The handing over of death sentences is also not uniform throughout the world. Some countries like the Islamic countries impose it very stringently. Death sentences are handed down without proper investigations and judicial procedures too. The erratic nature of these punishments is evident from the fact that many Islamic countries forgive the offenders when the family of the victim forgives them. In most cases the perpetrators are the relatives themselves who carry out honor killings on their women folk. Death penalties are handed over for issues like abandoning religion, prostitution and drug smuggling (Brea, 2008). It should be noted here that before the US Supreme Court had struck down juvenile death penalty in 2002, there were over 22 relevant executions in the country.

It is increasingly perceived that imposing death penalty reflects the societys, particularly the law enforcement personnels weakness and inhumanity. We carry out the reciprocative act, in a more inhuman way than the crime itself. Not only are the state officials present to witness the execution as if it was a privileged entertainment, we also invite the family of the victim to join them. We forget that the family of the criminal is undergoing an immense plight, coping up with the fact that their loved one is to be executed.

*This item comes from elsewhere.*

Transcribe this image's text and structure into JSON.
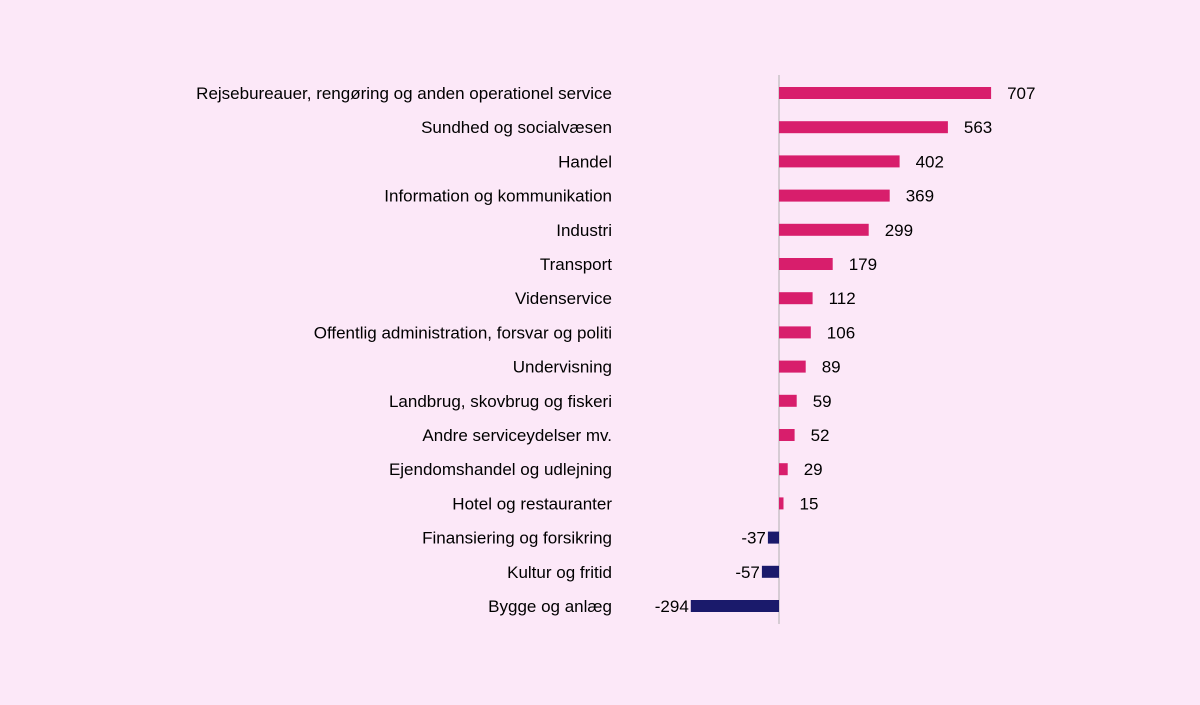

The lengthy, planned, collaborated circumstance under which the perpetrator is losing his life is totally different from the situations in which the victim died. Countries have varying execution methods from hanging, firing squad, electric chair, gas chamber, lethal injection and sometimes even public stoning. Not all executions go well as intended. Several executions had been carried out where the procedure turned faulty leading to severe injuries on the face and body of the criminal, requiring postponement of the event. The electric chair malfunctioning in particular has caused burns and charring of the victim on many occasions. The trauma both physical and mental borne by the criminal is definitely not part of his punishments. The barbaric side of the episode is the wanting to still go ahead and complete the execution.

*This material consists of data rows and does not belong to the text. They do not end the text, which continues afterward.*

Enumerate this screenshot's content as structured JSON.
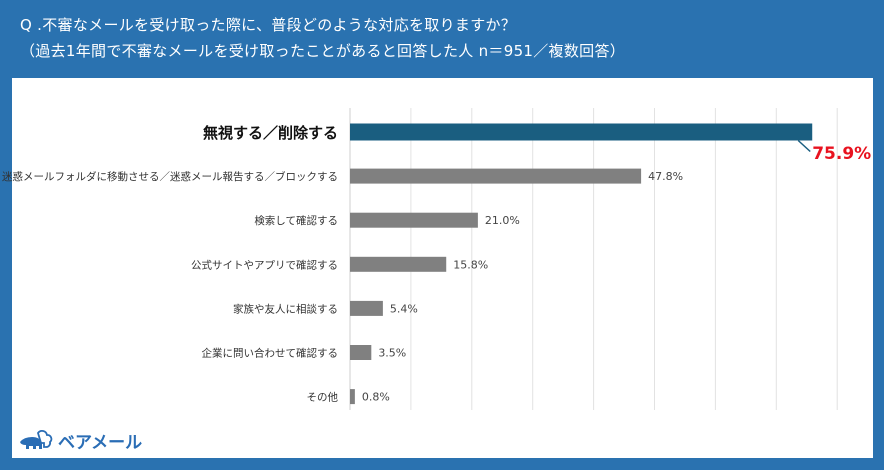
{
  "header": {
    "question": "Q .不審なメールを受け取った際に、普段どのような対応を取りますか？",
    "subtitle": "（過去1年間で不審なメールを受け取ったことがあると回答した人 n＝951／複数回答）"
  },
  "brand": {
    "name": "ベアメール",
    "icon": "bear-cloud-logo-icon"
  },
  "colors": {
    "background": "#2a72b0",
    "highlight_bar": "#1a5e80",
    "bar": "#808080",
    "highlight_label": "#e8121f"
  },
  "chart_data": {
    "type": "bar",
    "orientation": "horizontal",
    "categories": [
      "無視する／削除する",
      "迷惑メールフォルダに移動させる／迷惑メール報告する／ブロックする",
      "検索して確認する",
      "公式サイトやアプリで確認する",
      "家族や友人に相談する",
      "企業に問い合わせて確認する",
      "その他"
    ],
    "values": [
      75.9,
      47.8,
      21.0,
      15.8,
      5.4,
      3.5,
      0.8
    ],
    "labels": [
      "75.9%",
      "47.8%",
      "21.0%",
      "15.8%",
      "5.4%",
      "3.5%",
      "0.8%"
    ],
    "highlight_index": 0,
    "xlim": [
      0,
      80
    ],
    "grid_step": 10,
    "grid": true,
    "title": "",
    "xlabel": "",
    "ylabel": ""
  }
}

Its high time that the people responsible for preventing crimes seek other effective ways of preventing crime rather than by killing criminals. All criminals are part of our society and should not be eliminated to ensure the safety of the rest. We need to give them hope, which would only refrain them from such further activity. When they see no hope, it only aggravates the situation for themselves and thus for the rest of the society. Judicial and social reforms must be appropriately implemented for preventing heinous crimes, rather than capital punishment. Opponents of capital punishment feel that living a life in anticipation of death is itself a torture. Any person awaiting an imminent death suffers much more than his victim. Consider the plight of a person who has been sentenced to death for homicide. The killing could have occurred instantly or result from temporary loss of sanity, which the perpetrator may repent later.  When offered a death sentence, the criminal apart from repenting his crime is also pained by his own death sentence. Unlike all other punishments, the death penalty cannot be reversed and the accused set free. History holds evidence of last minute cancellation of death sentences due to lack of evidence or proper procedures, when subjected to case review. Today there are many past executions, which still hold doubt if the executed person, was indeed the real perpetrator. While the opponents of death punishment in the US hope and work for its abolishment, somewhere among the solitary, high security, death rows of the US, prisoners ponder over ebbing of their lives.